On day 4 of hospitalization, his blood cultures had been clear for >72 hours, his rash was markedly improved, and his liver enzymes had normalized, which was most consistent with cholestasis secondary to sepsis. He was discharged with a 2-week course of cefadroxil 1 g twice daily by mouth. The patient's rash resolved within 2 weeks of discharge.

Discussion

GCS only constitutes 0.28% of blood stream infections. Most GCS bacteremia is seen in patients with preexisting medical conditions such as malignancy or immunosuppression. Given that our patient was young and healthy, his GCS bacteremia and associated skin changes make it an unusual case.

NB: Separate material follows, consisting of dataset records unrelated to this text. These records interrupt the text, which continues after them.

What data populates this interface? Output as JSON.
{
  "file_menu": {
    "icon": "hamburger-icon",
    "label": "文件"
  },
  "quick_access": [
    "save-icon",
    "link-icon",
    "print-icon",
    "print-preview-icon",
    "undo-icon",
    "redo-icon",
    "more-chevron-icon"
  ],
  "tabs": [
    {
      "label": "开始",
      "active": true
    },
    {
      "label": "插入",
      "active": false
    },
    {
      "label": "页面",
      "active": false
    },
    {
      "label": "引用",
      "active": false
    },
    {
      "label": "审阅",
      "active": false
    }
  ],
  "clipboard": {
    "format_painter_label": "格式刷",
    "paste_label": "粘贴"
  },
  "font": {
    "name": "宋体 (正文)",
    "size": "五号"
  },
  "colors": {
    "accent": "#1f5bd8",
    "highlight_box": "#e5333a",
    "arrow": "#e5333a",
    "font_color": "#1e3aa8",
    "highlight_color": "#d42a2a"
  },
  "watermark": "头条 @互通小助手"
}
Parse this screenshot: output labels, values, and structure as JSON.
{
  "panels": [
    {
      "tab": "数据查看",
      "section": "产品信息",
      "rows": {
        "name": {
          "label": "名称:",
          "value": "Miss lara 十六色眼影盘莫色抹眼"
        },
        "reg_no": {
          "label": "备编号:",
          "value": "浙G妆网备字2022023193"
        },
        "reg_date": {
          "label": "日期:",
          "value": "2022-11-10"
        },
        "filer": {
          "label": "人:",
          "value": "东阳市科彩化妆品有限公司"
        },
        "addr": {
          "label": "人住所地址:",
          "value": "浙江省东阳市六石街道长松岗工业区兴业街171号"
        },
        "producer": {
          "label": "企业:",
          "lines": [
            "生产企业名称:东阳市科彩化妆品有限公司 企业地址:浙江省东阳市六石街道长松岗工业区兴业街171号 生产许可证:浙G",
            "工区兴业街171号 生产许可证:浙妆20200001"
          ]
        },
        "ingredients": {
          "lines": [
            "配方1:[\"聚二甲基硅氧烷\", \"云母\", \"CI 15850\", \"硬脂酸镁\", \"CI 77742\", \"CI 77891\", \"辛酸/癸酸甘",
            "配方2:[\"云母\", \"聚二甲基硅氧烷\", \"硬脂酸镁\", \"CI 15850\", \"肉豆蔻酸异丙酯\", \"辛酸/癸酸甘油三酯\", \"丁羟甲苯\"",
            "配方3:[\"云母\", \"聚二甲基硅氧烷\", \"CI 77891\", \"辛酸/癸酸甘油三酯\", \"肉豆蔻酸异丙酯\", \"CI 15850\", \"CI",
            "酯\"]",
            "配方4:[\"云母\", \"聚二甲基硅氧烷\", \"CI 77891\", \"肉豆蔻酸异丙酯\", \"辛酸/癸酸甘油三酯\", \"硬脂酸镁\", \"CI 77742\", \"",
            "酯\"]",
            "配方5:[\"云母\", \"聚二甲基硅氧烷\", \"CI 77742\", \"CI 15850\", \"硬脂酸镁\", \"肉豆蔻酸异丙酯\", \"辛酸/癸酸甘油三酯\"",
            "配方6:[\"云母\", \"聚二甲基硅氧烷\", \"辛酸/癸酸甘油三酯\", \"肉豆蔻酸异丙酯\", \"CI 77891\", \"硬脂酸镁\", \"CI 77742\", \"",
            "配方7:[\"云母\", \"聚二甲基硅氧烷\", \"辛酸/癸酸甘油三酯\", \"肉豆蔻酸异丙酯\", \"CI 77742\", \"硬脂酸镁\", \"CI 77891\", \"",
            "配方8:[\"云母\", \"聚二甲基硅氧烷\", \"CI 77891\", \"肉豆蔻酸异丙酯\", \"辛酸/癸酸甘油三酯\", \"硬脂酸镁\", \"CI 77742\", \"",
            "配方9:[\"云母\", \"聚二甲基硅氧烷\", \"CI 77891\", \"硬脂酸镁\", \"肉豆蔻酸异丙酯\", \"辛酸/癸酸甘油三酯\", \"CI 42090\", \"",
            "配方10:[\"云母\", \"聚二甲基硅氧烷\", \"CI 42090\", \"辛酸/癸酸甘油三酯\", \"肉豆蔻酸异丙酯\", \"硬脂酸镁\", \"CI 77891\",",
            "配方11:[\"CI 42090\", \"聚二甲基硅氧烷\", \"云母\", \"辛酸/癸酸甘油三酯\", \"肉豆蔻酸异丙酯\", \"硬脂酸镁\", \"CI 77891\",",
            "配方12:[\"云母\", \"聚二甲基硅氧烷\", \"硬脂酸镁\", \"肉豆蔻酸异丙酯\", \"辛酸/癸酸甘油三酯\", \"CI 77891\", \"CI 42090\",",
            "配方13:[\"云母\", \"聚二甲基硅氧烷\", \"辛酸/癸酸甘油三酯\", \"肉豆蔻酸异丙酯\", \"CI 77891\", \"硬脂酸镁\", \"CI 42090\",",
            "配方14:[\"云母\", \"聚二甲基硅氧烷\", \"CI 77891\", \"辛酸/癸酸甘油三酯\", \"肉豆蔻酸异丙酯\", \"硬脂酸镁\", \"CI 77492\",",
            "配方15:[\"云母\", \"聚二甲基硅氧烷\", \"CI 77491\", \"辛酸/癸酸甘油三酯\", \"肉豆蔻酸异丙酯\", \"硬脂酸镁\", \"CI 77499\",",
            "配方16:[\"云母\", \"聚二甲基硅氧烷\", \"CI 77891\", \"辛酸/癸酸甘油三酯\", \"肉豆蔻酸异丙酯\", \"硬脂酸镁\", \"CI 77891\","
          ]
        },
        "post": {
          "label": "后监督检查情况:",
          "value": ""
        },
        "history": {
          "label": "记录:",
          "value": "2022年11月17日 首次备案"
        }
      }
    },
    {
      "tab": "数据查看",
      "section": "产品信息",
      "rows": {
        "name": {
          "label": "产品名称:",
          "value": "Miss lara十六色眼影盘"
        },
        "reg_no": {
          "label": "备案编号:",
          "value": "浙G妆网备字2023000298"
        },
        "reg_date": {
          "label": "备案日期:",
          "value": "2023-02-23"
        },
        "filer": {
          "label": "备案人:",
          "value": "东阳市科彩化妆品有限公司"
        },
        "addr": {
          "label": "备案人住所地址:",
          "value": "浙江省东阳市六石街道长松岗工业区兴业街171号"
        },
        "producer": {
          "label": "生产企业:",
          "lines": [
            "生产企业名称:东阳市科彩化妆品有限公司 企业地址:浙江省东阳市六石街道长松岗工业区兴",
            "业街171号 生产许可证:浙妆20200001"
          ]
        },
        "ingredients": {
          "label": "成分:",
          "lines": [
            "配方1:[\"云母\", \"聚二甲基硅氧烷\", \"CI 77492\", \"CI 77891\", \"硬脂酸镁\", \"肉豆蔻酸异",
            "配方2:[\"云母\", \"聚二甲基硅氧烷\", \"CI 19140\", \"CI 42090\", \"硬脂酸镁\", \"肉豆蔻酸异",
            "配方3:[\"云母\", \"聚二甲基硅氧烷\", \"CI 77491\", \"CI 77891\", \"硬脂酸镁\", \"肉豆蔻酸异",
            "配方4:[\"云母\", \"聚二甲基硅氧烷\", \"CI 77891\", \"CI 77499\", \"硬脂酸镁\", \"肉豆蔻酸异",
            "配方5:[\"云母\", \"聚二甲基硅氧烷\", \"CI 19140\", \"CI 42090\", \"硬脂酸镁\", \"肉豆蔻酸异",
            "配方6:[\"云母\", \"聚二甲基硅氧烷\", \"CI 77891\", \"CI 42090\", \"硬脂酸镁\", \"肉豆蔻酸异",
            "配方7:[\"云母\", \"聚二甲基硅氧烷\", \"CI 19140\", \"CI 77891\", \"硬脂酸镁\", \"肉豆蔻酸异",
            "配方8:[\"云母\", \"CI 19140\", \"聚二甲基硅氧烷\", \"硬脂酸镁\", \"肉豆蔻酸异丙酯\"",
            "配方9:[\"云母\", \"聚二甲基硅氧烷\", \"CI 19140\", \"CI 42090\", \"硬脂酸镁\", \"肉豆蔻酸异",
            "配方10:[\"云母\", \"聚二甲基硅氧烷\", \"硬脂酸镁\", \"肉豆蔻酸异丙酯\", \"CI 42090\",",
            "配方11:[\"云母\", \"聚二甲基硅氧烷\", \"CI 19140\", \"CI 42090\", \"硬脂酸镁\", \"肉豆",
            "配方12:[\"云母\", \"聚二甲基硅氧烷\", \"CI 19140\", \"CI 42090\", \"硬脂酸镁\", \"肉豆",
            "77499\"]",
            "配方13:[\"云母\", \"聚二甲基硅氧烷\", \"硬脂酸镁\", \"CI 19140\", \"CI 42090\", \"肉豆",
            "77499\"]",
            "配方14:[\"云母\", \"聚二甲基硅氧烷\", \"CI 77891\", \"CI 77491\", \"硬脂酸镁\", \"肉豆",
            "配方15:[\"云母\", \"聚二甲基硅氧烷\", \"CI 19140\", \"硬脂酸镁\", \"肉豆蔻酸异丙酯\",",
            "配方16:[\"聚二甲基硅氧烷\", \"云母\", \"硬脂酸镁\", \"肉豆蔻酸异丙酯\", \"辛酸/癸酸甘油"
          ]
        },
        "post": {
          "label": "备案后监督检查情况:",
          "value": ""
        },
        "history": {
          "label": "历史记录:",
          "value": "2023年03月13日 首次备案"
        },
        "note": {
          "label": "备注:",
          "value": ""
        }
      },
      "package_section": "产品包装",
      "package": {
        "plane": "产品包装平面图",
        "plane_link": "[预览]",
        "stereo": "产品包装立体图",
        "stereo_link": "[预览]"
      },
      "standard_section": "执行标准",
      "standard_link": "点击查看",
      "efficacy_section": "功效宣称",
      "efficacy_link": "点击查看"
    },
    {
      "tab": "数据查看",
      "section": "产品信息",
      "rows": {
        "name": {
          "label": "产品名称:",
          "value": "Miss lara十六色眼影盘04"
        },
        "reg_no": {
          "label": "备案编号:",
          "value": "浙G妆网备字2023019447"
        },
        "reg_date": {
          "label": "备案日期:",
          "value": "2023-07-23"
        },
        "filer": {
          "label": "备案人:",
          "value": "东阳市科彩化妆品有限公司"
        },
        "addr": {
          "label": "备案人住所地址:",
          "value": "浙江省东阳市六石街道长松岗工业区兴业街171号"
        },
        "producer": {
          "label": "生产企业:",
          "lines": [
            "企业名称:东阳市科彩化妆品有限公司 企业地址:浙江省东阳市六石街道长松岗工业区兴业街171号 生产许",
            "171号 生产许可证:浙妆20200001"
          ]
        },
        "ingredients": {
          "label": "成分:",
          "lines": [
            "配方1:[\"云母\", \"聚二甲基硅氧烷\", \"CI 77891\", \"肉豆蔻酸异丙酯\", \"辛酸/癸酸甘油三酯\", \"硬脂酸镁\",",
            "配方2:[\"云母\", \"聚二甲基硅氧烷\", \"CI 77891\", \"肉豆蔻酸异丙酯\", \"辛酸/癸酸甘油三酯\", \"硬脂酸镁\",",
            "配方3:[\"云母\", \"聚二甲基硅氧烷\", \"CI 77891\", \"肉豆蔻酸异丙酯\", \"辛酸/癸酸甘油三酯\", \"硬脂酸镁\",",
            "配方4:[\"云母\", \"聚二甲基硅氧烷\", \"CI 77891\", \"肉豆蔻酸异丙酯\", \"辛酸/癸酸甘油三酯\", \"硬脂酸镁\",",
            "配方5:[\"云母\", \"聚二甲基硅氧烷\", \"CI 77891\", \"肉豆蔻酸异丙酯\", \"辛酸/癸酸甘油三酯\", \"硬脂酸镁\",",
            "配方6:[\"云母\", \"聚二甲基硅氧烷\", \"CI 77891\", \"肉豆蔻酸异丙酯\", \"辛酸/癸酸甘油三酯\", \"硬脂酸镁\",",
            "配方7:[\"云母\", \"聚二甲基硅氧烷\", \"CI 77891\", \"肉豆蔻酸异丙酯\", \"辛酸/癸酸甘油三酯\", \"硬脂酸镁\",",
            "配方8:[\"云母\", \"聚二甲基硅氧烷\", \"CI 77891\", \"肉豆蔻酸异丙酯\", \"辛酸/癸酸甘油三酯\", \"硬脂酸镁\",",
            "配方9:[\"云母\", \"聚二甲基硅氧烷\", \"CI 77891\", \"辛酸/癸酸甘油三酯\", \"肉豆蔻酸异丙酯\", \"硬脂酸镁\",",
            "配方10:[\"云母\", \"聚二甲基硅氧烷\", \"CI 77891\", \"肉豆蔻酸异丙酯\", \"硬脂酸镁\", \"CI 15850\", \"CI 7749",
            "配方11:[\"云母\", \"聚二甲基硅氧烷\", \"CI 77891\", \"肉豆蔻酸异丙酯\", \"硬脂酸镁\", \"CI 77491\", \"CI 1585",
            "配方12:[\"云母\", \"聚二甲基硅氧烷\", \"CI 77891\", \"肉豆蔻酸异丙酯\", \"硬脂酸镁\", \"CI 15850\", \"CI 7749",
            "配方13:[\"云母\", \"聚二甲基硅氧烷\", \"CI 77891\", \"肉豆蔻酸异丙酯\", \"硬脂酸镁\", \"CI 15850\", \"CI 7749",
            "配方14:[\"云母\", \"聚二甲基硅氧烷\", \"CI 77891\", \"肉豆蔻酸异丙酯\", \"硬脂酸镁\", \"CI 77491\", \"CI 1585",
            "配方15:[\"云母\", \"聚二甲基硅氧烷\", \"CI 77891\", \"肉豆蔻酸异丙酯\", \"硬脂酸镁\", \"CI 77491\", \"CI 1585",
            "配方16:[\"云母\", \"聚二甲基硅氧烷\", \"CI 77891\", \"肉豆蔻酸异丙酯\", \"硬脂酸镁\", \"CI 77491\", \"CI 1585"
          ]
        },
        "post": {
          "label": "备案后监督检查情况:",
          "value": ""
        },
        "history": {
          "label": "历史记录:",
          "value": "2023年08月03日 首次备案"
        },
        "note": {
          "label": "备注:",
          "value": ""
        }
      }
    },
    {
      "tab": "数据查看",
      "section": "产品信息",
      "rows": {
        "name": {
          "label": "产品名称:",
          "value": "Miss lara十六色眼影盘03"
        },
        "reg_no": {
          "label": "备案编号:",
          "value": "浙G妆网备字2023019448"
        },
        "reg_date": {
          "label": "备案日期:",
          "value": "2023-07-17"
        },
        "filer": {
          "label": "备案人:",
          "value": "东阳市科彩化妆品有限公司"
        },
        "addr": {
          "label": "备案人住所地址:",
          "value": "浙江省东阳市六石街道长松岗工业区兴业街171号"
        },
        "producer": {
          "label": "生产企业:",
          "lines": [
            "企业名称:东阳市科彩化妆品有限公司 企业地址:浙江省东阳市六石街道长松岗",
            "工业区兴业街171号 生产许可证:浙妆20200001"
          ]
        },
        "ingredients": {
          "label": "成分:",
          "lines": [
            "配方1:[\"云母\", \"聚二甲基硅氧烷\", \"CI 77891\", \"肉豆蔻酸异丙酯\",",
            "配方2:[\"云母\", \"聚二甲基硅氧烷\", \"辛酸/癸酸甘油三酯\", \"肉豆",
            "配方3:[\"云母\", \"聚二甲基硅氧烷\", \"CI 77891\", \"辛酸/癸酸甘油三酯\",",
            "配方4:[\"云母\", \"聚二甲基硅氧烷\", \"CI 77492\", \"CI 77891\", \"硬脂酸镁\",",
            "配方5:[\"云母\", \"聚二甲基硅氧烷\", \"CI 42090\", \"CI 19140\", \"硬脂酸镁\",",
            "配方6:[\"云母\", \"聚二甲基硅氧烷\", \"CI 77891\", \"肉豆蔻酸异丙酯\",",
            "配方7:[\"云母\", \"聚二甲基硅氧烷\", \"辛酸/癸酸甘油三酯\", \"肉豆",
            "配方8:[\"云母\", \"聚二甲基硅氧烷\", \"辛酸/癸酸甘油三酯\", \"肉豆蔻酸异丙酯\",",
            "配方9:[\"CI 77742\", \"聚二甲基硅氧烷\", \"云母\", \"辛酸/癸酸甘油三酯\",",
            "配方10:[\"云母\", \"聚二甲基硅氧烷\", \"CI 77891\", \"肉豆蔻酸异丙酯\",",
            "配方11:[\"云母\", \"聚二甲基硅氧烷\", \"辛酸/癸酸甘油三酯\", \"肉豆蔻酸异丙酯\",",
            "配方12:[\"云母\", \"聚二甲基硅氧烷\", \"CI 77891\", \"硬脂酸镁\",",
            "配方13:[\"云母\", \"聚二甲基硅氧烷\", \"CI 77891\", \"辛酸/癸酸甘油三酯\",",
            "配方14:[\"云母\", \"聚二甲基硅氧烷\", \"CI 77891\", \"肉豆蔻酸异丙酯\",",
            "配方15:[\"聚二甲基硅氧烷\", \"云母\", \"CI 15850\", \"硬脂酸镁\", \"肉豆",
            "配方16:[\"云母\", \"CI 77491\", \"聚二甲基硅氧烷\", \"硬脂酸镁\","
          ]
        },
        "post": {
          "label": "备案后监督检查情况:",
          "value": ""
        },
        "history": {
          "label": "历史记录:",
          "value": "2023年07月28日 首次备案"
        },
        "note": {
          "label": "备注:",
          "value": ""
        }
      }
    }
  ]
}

This case is the second reported in the literature of cutaneous lesions associated with GCS bacteremia. Our case shares many similarities with the previously reported case; both patients developed pruritic, erythematous cutaneous eruptions in the setting of GCS bacteremia, both rapidly cleared with antibiotics, and both had skin biopsies showing sparse inflammation. In contrast with the previous case, our patient had a more widespread rash and also primarily had indurated plaques rather than figurate cutaneous lesions. This demonstrates that the dermatologic manifestations of GCS infection can be variable. His rapid recovery with antibiotics further supported that the rash was infection-related and suggests that other etiologies on the initial differential diagnosis, such as drug reaction, Sweet syndrome, and acute generalized exanthematous pustulosis, were unlikely.

It remains unclear how the patient acquired GCS bacteremia. Two of the most common GCS primary infection sites are the upper respiratory tract and skin. An upper respiratory tract infection (URI) is the more likely route in this case given the productive cough preceding his rash. A URI was also the primary infection in the previously reported case. Down syndrome is a risk factor for frequent and severe URIs, which might have predisposed the otherwise healthy patient to the bacteremia. Although GCS is a common culprit in cellulitis, this was not favored by 2 different dermatologists.

One possibility for the cutaneous lesions is a toxin-medicated process. GCS shares many virulent factors with group A Streptococcus including superantigens implicated in toxic shock syndrome, such as streptococcal exotoxin type G. Thus, it is possible that dissemination of superantigens or toxins led to a reactive cutaneous process. Although, it is worth noting our patient's rash morphology was distinct from the classic scarlatiniform rash seen with group A Streptococcus toxic shock syndrome.

GCS is increasingly becoming recognized as an important human pathogen. It should be considered in cases of URI or cellulitis with an associated cutaneous eruption. Fortunately, GCS is universally susceptible to ß-lactam antibiotics and is easily treated with first-generation cephalosporins.